Now, extend that scenario to a conversation with God. He is talking to us ... or trying to. How can we or do we listen to Him? Do we attempt to squeeze Him into a few odd minutes here and there? Or do we fully enter into the time we give Him, and after presenting Him with our needs and concerns, petitions, thankfulness, sorrows, sins and ultimately our overwhelming love, adoration and worship, do we then rest in Him as we would in a lover’s arms? Can we settle quietly as His lost lamb ... rescued and now secure?
Somewhere, sometime I heard – or read – that one of the ways God speaks to us is through Holy Scripture. Not that we can use the Bible like an Ann Lander’s answer book: ask God a question and presto, open the pages to reveal God’s hidden truth for you. No, nothing like that. In fact, be very careful of doing anything like that! What I’m talking about is during your prayer time, it is often very helpful to have Holy Scripture or another favorite devotional book handy. Through these means God can and will sometimes provide words or an uncannily appropriate phrase which will touch your heart so deeply, you know without a doubt He has spoken directly to you. This is the half-remembered wisdom I wish I could trace back to its origins. I know I read it somewhere. I know it is true and that it is a reliable means of hearing His Voice.
Last night, I settled down in my bed, pulled the quilts up, propped my Bible on my knees and opened to Psalm 4. I have many, many favorite Psalms but I don’t think I ever appreciated this beautiful little song before or even paid it much attention.
A beautiful motto for the New Year, for the Epiphany and the rest of life: Trust in God.
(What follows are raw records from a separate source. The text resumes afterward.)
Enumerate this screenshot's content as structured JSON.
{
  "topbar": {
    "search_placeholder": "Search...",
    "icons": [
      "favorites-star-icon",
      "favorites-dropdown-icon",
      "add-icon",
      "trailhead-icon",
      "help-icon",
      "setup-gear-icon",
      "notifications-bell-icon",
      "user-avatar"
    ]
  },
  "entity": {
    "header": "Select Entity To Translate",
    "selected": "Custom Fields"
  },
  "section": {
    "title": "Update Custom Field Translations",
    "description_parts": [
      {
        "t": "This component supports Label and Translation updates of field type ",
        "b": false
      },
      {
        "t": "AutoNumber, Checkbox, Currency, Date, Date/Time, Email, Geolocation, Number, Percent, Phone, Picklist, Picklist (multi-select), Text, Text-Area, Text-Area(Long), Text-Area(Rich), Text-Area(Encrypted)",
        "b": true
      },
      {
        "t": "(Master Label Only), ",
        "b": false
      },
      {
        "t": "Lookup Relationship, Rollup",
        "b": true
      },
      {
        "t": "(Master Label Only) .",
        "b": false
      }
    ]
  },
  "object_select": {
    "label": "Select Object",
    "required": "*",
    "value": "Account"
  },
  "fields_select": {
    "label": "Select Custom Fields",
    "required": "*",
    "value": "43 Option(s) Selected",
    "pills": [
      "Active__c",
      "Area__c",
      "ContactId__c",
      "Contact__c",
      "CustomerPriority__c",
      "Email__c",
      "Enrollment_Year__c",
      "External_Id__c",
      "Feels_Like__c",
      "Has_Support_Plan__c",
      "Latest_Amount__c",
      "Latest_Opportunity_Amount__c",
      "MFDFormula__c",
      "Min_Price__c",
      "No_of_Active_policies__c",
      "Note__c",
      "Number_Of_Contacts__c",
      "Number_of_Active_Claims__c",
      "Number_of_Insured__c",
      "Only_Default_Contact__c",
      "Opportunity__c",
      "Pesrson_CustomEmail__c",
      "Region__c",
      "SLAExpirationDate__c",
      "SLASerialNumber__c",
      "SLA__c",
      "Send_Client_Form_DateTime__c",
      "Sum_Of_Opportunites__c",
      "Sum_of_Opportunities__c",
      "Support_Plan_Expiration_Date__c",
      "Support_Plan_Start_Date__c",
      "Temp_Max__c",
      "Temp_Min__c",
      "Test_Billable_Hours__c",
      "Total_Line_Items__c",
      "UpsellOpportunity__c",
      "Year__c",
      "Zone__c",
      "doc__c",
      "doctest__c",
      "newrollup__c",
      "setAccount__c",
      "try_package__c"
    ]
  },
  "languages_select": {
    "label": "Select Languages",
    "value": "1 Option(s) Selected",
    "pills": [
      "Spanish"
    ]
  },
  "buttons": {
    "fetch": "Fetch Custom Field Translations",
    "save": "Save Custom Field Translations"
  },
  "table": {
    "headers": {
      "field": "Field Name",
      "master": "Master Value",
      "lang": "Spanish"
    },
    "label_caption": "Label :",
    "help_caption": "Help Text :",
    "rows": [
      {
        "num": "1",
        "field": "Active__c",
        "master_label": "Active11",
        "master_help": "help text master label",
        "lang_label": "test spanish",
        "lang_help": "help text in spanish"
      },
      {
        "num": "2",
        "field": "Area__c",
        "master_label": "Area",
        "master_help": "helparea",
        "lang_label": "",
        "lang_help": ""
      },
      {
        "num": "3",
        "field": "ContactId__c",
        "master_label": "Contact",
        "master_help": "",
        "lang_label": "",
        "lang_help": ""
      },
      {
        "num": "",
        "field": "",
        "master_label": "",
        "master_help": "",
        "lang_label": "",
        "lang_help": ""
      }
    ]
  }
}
He is manifest!
My favorite parts from Psalm 4:
Answer when I call, my saving God.
In my troubles, you cleared a way;
Show me favor; hear my prayer.
Know that the LORD works wonders for the faithful;
The LORD hears when I call out.
Tremble and do not sin;
Upon your beds ponder in silence.
Offer fitting sacrifice and trust in the LORD.
Many say, "May we see better times!
LORD, show us the light of your face!"
But you have given my heart more Joy
than they have when grain and wine abound.
In peace I shall both lie down and sleep,
For you alone, LORD, make me secure.